The outcome you don't want is for the person to immediately assume that the way they (I know) talk is going to come under scrutiny - not what they say, but how they say it. This always strikes me as insane, probably because I came to English late in my academic career and then only from a very particular vantage point: I was interesting in the philosophy of language, particularly how words and gestures are used to make sense of and change the world. In my own writing, I make grammatical mistakes all the time. In fact, it's to such a point that I've stopped worrying about, or hell, believing in Standard Written English. The only time I write in that dead language is when I have to write academic essays in college - essays that are so structurally lame that no matter how interesting the content may be I'm always surprised if anybody could really make it to page 20 without some serious browsing and skimming along the way.

So, I've learned to use grammar in ways that reflect the way that I take the world in- a grammar that reflects my style, my way of going. And the device that I find most useful is the dash - that wonderful line that allows me to both be tangential and relevant - not a stop, exactly; rather a continuation that is moving like a jazz piece - it's related to the theme, but it's also an extension. The dash is about speed.

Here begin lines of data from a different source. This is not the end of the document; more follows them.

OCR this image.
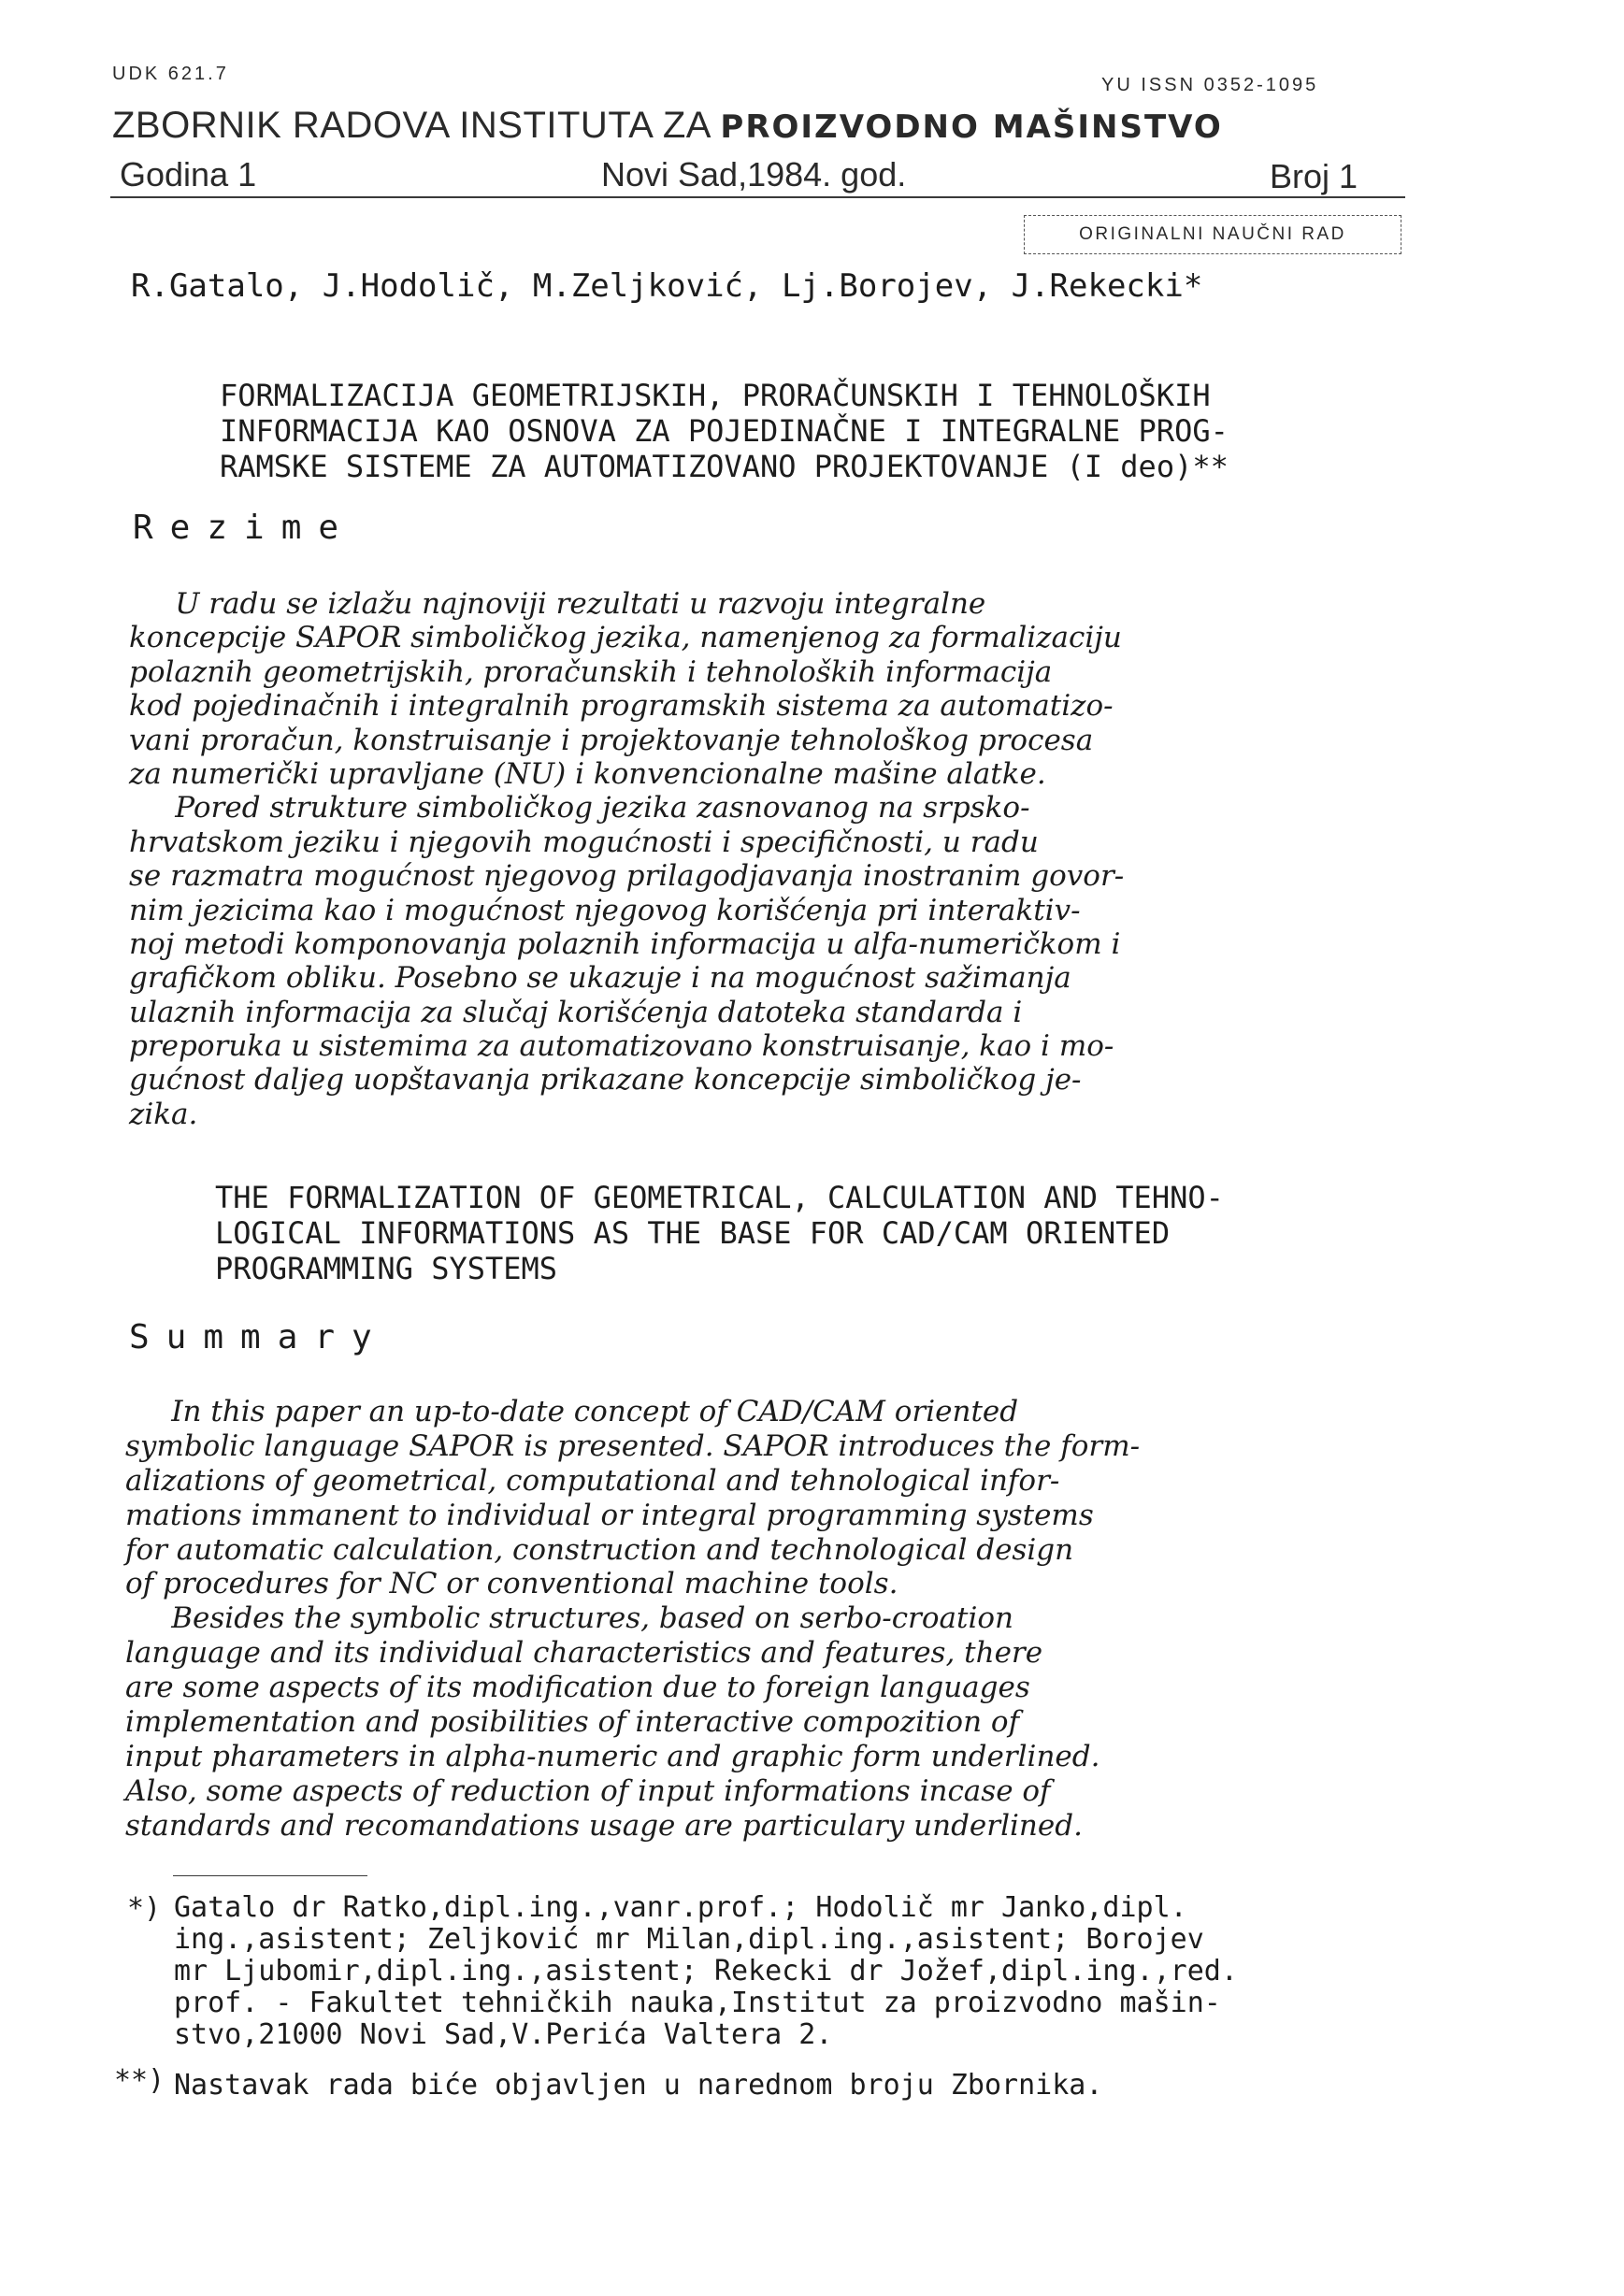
UDK 621.7
YU ISSN 0352-1095
ZBORNIK RADOVA INSTITUTA ZA PROIZVODNO MAŠINSTVO
Godina 1	Novi Sad,1984. god.	Broj 1
ORIGINALNI NAUČNI RAD
R.Gatalo, J.Hodolič, M.Zeljković, Lj.Borojev, J.Rekecki*
FORMALIZACIJA GEOMETRIJSKIH, PRORAČUNSKIH I TEHNOLOŠKIH
INFORMACIJA KAO OSNOVA ZA POJEDINAČNE I INTEGRALNE PROG-
RAMSKE SISTEME ZA AUTOMATIZOVANO PROJEKTOVANJE (I deo)**
Rezime
U radu se izlažu najnoviji rezultati u razvoju integralne
koncepcije SAPOR simboličkog jezika, namenjenog za formalizaciju
polaznih geometrijskih, proračunskih i tehnoloških informacija
kod pojedinačnih i integralnih programskih sistema za automatizo-
vani proračun, konstruisanje i projektovanje tehnološkog procesa
za numerički upravljane (NU) i konvencionalne mašine alatke.
Pored strukture simboličkog jezika zasnovanog na srpsko-
hrvatskom jeziku i njegovih mogućnosti i specifičnosti, u radu
se razmatra mogućnost njegovog prilagodjavanja inostranim govor-
nim jezicima kao i mogućnost njegovog korišćenja pri interaktiv-
noj metodi komponovanja polaznih informacija u alfa-numeričkom i
grafičkom obliku. Posebno se ukazuje i na mogućnost sažimanja
ulaznih informacija za slučaj korišćenja datoteka standarda i
preporuka u sistemima za automatizovano konstruisanje, kao i mo-
gućnost daljeg uopštavanja prikazane koncepcije simboličkog je-
zika.
THE FORMALIZATION OF GEOMETRICAL, CALCULATION AND TEHNO-
LOGICAL INFORMATIONS AS THE BASE FOR CAD/CAM ORIENTED
PROGRAMMING SYSTEMS
Summary
In this paper an up-to-date concept of CAD/CAM oriented
symbolic language SAPOR is presented. SAPOR introduces the form-
alizations of geometrical, computational and tehnological infor-
mations immanent to individual or integral programming systems
for automatic calculation, construction and technological design
of procedures for NC or conventional machine tools.
Besides the symbolic structures, based on serbo-croation
language and its individual characteristics and features, there
are some aspects of its modification due to foreign languages
implementation and posibilities of interactive compozition of
input pharameters in alpha-numeric and graphic form underlined.
Also, some aspects of reduction of input informations incase of
standards and recomandations usage are particulary underlined.
*) Gatalo dr Ratko,dipl.ing.,vanr.prof.; Hodolič mr Janko,dipl.
ing.,asistent; Zeljković mr Milan,dipl.ing.,asistent; Borojev
mr Ljubomir,dipl.ing.,asistent; Rekecki dr Jožef,dipl.ing.,red.
prof. - Fakultet tehničkih nauka,Institut za proizvodno mašin-
stvo,21000 Novi Sad,V.Perića Valtera 2.
**) Nastavak rada biće objavljen u narednom broju Zbornika.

In my mind, this is the way grammar should work. It wasn't handed down by the gods - it's a device that is supposed to help us be understood. And in writing, the speaker is not there to respond, to make sure that the point is taken the way it's intended. Because of this, grammatical quirks can be both functionally useful and a cool way to piss off snooty academic types who are very proud that they have Fowler's book of Use and Abuse constantly within arms link - as though anybody gets to have the final word on communication.

(As a side note, I love how David Foster Wallace would regularly throw conjunctions together and start sentences with them, e.g, "And so there we were." That's how people I know actually talk. I even remember once he began with "And but so," which to me is simply a wonderful use of words.)